Mais posons d’abord le cadre, car à vécu unique, report unique. La veille, votre serviteuse était à Paris pour le Glad Stone Fest septième du nom (report complet à lire ici). Bien, bien, bien. Bright Curse jouant aux deux festivals (tout comme Steak et The Midnight Ghost Train), ces gentlemen m’ont naturellement proposé le co-voiturage pour Bâle. Je vous passe les détails sur notre randonnée nocturne en banlieue parisienne avec le best-of de Stevie Wonder à fond dans le van. Nous sommes donc arrivés avant même les premiers festivaliers à la salle Z7 (que dis-je, le hangar !). J’ai donc eu tout loisir d’apprécier chacun des groupes de la progra du fest… enfin, si on enlève le camion-citerne de bière que j’ai bu au cours de la journée, et qui a quelque peu entaché ma perception des dernières performances de la soirée. Bref, Up In Smoke forever.

La journée « haute en fumée » commence donc avec MARANT puis JOULES, deux groupes de stoner rock du cru. Rien d’extrêmement transcendant ne ressort de ces deux performances, qui sonnent parfois comme un seul et même groupe si on n’y prête pas une oreille très attentive. Loin de moi l’idée de décréter qu’ils n’ont pas de talent, disons juste qu’ils remplissent le quota de groupes locaux à merveille. Le groupe qui suit est une surprise de taille. De mon poste privilégié au merch (lequel surplombe toute la salle), je découvre un quatuor de doom surpuissant, avec un vocaliste au growl tout droit sorti des limbes. Ah euh, mais… c’est une fille ! En fait il n’y a quasiment que des filles sur scène. SHEVER envoie un « death doom » (comme ils aiment à le qualifier) à la fois mélodique et écrasant, brutal et planant. Ce n’est pas forcément le genre de groupe que j’écouterais en boucle chez moi, mais je suis quand même impressionnée par ce magnifique déballage de noirceur et de puissance à deux heures de l’après-midi.

Sur la petite scène latérale, c’est l’heure de la saveur américaine du jour : CAROUSEL. Je précise qu’on me l’a vendu comme étant un groupe de rock très prometteur. Ce qui est cool au Z7, c’est que tout a lieu dans la même salle : on peut donc vaquer à nos occupations (ravitaillement en bière, zieutage de merch…) tout en profitant des concerts. On assiste donc aux balances du groupe, qui va d’ailleurs mettre un certain temps à se régler suite à des soucis du côté du bassiste. Pour meubler, Dave Wheeler (colossal frontman de son état) se lance avec humour dans des reprises de soul et de country old school, et déjà, je suis sous le charme.
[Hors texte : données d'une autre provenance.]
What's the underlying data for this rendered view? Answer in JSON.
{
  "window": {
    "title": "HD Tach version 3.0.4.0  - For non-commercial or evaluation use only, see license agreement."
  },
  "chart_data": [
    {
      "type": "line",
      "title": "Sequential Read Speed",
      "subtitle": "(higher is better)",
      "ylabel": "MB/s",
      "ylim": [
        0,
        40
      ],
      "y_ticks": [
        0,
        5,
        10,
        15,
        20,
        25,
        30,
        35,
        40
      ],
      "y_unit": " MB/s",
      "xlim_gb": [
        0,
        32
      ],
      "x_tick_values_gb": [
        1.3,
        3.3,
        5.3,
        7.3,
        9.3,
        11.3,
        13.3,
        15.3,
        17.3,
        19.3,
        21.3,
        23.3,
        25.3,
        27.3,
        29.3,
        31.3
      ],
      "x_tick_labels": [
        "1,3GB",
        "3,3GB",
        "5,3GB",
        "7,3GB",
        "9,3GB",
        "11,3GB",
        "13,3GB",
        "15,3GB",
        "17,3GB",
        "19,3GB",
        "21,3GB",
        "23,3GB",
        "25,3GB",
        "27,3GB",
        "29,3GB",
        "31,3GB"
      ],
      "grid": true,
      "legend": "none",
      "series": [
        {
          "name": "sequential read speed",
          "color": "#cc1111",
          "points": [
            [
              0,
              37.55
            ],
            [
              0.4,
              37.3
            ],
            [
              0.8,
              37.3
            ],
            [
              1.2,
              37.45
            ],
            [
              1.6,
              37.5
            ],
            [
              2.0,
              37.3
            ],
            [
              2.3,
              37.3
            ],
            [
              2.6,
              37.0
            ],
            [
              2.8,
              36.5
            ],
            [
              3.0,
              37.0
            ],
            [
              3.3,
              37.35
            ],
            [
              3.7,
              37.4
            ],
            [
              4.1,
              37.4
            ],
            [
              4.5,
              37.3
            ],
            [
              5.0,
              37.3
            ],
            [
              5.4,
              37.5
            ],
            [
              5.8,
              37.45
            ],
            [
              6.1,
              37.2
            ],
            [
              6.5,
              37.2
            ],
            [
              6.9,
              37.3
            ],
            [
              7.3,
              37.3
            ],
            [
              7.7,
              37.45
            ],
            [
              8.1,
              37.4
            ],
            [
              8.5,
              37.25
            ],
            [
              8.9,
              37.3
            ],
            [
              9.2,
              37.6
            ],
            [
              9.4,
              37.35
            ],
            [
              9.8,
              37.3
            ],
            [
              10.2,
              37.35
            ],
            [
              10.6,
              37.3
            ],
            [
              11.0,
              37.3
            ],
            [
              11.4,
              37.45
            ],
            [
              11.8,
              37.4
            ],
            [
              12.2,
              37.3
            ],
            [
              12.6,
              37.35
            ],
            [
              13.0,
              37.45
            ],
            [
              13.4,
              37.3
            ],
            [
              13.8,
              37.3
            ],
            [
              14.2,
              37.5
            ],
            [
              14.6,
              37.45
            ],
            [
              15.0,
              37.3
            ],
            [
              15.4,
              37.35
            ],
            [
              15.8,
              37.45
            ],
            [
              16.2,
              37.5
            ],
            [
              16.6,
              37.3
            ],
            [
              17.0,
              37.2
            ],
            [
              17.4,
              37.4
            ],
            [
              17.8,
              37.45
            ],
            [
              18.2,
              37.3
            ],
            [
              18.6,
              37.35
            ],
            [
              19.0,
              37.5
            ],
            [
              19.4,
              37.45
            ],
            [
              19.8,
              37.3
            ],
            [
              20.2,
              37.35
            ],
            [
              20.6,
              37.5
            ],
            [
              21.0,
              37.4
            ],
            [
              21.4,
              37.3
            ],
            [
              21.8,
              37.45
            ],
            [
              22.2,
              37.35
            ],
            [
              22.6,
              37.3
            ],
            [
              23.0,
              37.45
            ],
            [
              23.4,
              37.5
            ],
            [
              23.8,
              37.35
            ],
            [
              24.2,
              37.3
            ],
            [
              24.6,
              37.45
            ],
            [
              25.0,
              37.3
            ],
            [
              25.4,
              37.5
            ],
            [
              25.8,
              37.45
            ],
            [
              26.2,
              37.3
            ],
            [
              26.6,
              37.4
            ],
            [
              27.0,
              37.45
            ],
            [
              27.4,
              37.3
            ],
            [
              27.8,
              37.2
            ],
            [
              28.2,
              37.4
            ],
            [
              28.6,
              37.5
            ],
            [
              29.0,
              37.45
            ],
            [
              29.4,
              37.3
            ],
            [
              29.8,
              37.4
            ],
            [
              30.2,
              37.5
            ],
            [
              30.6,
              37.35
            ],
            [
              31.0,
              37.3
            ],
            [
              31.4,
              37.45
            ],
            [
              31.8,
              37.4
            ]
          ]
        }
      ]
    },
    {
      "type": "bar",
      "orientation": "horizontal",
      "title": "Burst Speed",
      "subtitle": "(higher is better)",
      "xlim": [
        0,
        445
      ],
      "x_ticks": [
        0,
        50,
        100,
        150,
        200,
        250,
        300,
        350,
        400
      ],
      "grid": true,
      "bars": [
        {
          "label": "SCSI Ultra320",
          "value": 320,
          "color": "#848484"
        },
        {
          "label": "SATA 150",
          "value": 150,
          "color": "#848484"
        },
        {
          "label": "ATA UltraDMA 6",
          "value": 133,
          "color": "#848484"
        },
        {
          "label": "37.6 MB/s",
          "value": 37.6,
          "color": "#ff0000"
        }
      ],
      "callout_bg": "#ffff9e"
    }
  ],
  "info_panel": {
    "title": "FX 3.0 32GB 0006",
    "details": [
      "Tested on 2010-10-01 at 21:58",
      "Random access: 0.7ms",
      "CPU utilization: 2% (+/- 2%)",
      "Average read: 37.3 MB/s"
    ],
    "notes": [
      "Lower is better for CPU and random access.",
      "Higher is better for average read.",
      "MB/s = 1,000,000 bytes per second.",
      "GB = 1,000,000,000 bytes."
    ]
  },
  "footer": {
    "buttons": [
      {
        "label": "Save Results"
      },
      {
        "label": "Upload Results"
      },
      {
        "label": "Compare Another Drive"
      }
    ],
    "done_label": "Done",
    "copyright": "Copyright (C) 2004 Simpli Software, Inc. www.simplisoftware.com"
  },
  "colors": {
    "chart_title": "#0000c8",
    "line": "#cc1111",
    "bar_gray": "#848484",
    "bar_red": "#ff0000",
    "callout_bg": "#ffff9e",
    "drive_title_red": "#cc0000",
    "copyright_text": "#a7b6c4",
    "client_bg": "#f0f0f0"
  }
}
Après dix minutes de medleys en tous genres entrecoupés de fous rires de l’assistance, le groupe se lance enfin. Rrrrrrrrrrrrrrrrrrock’n’rooooooll ! On peut jeter en l’air les noms de Thin Lizzy, Maiden ou Motörhead pour situer grossièrement leur hard rock locomotive… Le groupe n’atteint pas toujours la perfection absolue niveau technique, mais leur groove exponentiel et la voix incroyablement soul de Wheeler forment un combo irrésistible. Voilà : le rock’n’roll de Carousel est irrésistible. Non mais écoutez-moi ça, sérieux :

Pour nous laisser sur une sensation d’intense allégresse, Carousel clôturent leur set par une diabolique reprise du « Let there be rock » d’AC/DC, laquelle fait danser tout le public. On peut dire que les hostilités ont vraiment démarré. Tandis que les ricains remballent (et que je me précipite pour aller les congratuler), les copains de BRIGHT CURSE se préparent sur la grande scène. Je retourne à mon observatoire au fond de la salle pour me délecter du son ÉNORME (administré par nul autre que le chanteur du groupe allemand Wight) dont le groupe bénéficie. Leur prestation de la veille au Glad Stone Fest avait quelque chose de cool, mais là tout de suite, c’est de l’ordre du très très cool. Sur l’immense scène du Z7, les bonhommes prodiguent un doom psyché qui nous fige hors du temps… La foule s’amasse, captivée, devant un trio qui joue le sans faute. Bright Curse dans toute leur majesté, fin prêts à passer à l’étape supérieure. Avant-hier Lille, hier le Glad Stone Fest, aujourd’hui le Up In Smoke, demain… Je vous laisse spéculer sur les prochains festivals où le groupe jouera. Les gars, heureux, nous prennent même en photo pour immortaliser l’instant.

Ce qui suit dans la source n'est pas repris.